Definite integrals help us with finding the area under a curve over a specific interval. It is more than computing an area, it involves understanding how the curve behaves across the interval. In simple terms, a definite integral lets us find the accumulated value of a function from one point to another. In our example, the given definite integral is \( \int_{1}^{e} \frac{\sqrt{\ln (x)}}{x} \ dx \) which means we look at the function within the limits 1 and \( e \).
The notation \( \int_{a}^{b} f(x) \, dx \) describes a process where we calculate this accumulation from point \( a \) to point \( b \).
The key significance of definite integrals is that they provide both limits, thus allowing for precise calculation of areas or accumulated quantities between these points.

The substitution method is like changing the view of our problem to make it simpler to solve. Sometimes the given integral is too complex directly. By substitution, we alter variables to get an easier form.
In our example, we used the substitution \( u = \ln(x) \).

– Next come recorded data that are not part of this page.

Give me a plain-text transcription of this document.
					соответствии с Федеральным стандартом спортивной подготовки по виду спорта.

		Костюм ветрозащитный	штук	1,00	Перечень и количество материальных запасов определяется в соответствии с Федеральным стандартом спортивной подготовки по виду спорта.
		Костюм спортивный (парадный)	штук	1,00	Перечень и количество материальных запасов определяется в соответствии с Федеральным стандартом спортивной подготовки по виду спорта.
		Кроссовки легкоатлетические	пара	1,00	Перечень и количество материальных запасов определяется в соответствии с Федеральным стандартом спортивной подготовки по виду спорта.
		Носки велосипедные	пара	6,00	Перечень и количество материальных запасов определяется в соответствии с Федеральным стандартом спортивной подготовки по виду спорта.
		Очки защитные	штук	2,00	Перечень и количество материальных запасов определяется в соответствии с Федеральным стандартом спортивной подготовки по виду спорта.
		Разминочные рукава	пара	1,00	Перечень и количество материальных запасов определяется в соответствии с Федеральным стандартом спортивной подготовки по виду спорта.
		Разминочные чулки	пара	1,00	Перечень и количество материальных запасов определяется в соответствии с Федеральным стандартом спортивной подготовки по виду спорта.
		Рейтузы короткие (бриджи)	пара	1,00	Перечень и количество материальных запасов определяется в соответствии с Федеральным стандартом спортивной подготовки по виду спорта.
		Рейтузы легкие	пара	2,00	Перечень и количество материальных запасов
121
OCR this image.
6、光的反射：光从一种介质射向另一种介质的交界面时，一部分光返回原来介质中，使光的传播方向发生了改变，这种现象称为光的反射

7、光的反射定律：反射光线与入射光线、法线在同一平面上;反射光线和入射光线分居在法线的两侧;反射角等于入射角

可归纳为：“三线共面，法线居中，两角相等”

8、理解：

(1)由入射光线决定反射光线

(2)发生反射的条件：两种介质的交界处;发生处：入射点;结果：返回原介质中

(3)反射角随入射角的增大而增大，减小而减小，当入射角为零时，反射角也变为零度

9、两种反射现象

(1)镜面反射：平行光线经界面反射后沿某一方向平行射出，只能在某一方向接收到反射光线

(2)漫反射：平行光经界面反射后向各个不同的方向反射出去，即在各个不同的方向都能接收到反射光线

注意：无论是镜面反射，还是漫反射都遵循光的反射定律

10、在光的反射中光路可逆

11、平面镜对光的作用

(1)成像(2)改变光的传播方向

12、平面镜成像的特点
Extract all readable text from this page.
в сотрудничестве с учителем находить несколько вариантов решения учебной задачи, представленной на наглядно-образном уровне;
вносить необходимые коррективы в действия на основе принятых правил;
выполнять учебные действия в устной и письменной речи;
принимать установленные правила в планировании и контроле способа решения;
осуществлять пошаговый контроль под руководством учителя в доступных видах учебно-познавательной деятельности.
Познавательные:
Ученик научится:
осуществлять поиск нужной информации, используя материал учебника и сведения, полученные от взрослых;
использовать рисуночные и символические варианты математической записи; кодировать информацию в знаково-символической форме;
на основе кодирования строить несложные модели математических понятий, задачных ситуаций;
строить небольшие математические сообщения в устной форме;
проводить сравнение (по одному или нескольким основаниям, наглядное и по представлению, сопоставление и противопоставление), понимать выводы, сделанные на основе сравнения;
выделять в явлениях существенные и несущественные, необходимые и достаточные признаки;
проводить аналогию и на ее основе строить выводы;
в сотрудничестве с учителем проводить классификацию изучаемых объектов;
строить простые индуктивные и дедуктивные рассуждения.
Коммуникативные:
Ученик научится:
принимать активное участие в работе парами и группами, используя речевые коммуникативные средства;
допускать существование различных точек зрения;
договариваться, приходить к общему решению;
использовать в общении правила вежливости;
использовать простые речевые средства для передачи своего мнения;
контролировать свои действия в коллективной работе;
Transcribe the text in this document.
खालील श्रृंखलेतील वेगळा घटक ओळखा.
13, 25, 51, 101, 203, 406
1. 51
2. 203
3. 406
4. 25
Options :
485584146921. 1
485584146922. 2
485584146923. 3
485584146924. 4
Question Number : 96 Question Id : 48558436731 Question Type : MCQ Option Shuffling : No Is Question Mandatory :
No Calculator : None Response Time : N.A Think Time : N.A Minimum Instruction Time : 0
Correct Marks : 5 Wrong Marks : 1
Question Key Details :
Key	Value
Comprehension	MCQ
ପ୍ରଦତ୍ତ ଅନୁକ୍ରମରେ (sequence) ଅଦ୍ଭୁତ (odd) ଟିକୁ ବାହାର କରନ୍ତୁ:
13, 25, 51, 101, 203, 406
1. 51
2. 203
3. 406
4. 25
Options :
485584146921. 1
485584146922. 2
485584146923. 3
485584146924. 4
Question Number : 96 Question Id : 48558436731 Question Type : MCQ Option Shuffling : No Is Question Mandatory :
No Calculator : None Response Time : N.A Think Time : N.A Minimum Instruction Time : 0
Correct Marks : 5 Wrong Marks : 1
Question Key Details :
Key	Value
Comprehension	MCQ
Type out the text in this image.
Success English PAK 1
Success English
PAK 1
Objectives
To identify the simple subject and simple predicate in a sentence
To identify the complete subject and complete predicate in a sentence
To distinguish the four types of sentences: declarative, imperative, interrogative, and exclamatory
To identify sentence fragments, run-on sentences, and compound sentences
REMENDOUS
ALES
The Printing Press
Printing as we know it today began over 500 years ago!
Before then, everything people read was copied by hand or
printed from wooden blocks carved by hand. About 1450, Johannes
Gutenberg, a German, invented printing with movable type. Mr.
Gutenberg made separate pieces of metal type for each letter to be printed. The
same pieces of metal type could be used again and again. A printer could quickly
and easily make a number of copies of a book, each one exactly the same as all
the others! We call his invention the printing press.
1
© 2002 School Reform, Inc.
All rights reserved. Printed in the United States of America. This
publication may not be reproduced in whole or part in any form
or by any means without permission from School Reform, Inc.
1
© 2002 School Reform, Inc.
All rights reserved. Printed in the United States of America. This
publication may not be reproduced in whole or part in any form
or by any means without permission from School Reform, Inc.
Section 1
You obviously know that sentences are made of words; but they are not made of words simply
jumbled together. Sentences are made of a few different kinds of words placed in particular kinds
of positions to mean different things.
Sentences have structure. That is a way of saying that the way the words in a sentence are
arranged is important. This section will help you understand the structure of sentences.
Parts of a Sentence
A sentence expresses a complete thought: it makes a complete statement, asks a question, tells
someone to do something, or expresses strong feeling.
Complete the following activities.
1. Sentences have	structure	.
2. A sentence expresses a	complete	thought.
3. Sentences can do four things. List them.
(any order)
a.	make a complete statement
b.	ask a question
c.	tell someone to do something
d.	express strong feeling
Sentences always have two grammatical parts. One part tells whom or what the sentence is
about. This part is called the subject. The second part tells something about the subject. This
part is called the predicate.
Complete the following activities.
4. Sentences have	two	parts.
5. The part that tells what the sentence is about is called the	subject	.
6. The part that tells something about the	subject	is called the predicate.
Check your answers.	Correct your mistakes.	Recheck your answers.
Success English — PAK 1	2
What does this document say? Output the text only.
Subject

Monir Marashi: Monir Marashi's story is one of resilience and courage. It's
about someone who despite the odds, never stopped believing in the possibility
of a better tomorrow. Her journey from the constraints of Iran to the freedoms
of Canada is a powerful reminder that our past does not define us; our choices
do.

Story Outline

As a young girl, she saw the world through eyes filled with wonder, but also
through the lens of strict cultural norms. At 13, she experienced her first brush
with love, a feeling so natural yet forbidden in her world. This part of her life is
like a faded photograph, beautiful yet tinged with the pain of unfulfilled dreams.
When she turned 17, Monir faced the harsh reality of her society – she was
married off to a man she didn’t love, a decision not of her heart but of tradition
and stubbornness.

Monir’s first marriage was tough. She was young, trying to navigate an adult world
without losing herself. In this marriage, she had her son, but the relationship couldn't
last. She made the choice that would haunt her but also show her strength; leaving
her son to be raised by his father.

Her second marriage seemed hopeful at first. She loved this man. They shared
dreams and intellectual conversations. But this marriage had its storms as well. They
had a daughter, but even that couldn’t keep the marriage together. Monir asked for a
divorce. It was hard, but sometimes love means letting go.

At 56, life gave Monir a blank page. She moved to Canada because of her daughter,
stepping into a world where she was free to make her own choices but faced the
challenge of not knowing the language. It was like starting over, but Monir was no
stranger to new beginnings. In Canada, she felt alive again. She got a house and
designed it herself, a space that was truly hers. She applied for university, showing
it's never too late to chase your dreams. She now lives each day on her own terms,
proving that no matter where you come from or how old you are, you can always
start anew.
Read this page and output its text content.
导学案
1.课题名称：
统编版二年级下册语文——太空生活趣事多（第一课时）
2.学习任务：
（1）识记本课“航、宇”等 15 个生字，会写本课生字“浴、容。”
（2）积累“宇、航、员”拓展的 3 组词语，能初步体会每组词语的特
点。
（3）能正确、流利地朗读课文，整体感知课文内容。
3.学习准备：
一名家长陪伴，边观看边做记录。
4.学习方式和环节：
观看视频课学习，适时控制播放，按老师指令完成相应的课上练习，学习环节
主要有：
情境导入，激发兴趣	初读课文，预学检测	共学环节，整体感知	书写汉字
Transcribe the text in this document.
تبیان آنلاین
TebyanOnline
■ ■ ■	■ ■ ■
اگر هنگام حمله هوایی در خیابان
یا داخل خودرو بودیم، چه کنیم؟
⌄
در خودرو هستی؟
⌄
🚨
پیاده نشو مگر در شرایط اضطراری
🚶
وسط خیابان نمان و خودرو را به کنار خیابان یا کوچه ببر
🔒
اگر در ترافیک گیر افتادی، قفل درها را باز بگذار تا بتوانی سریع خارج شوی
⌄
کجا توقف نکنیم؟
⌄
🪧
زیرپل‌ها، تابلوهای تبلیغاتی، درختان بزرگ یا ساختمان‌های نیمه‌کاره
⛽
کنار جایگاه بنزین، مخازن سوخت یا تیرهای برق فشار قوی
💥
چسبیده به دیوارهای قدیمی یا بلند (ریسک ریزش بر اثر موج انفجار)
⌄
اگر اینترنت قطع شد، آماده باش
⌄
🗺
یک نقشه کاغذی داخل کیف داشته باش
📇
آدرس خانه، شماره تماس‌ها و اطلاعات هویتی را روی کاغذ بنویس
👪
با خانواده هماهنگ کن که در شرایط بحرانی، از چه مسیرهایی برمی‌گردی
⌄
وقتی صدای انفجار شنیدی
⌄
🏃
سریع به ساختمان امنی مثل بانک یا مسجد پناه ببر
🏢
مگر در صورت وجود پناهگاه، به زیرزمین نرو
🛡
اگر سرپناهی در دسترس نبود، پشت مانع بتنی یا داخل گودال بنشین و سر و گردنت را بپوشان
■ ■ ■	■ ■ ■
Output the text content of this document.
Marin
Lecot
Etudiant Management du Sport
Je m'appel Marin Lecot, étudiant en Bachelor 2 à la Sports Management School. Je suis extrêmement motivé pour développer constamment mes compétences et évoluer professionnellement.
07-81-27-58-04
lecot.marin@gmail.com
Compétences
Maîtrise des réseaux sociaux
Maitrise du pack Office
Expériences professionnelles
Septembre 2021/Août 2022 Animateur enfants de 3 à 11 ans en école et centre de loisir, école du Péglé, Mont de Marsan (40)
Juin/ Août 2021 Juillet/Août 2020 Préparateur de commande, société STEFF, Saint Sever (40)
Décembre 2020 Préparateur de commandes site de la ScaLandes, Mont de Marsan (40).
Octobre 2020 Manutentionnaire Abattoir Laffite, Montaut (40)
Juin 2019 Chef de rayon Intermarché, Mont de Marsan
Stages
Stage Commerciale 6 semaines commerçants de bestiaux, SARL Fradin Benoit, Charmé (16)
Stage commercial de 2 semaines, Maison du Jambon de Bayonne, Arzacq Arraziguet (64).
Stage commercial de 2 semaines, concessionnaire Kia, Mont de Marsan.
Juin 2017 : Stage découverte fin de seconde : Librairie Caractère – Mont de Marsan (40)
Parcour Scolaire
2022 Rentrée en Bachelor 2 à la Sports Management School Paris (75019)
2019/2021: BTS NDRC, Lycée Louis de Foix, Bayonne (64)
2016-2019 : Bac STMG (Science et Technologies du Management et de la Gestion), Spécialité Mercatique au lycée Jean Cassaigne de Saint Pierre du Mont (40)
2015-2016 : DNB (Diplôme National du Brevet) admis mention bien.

This changed the form of the integral to \( \int_{0}^{1} \sqrt{u} \, du \), a form that's easier to handle.
Working with this method usually involves:

• Choosing a substitution that simplifies the integral.
• Changing the differential accordingly, here \( du = \frac{1}{x} \, dx \).
• Adjusting the limits of integration to reflect the new variable, from \( (1, e) \) to \( (0, 1) \).

The substitution essentially focuses on simplifying the integrand into something more familiar or easier to evaluate.

When dealing with definite integrals, the limits of integration indicate where we start and end the calculation. They define the boundaries of the area or accumulation we measure. For the given integral \( \int_{1}^{e} \frac{\sqrt{\ln (x)}}{x} \, dx \), the original limits \( x = 1 \) to \( x = e \) meant we evaluated the function from 1 to \( e \).
After the substitution, the limits changed too. These became \( u = 0 \) for \( x = 1 \), and \( u = 1 \) for \( x = e \).
The alteration of limits helps us keep the integrity of the integral even if we change the variable. Always ensure to adjust limits when employing substitution to ensure the results reflect the correct interval.

Antiderivatives, also known as indefinite integrals, are the reverse process of differentiation. To calculate an integral, we essentially find the antiderivative of the function. In our example, this was transforming \( u^{1/2} \) into its antiderivative \( \frac{2}{3}u^{3/2} \).
Once we have the antiderivative, we evaluate it with the limits of integration.
The steps generally involve:

• Finding the antiderivative of the simplified integrand.
• Applying the limits to evaluate the definite integral.
• Subtracting the lower limit value from the upper limit value as done with \( \frac{2}{3} - 0 \), which results in \( \frac{2}{3} \).

Antiderivatives form a crucial part of calculating definite integrals and understanding how the area or accumulation changes over a specified interval.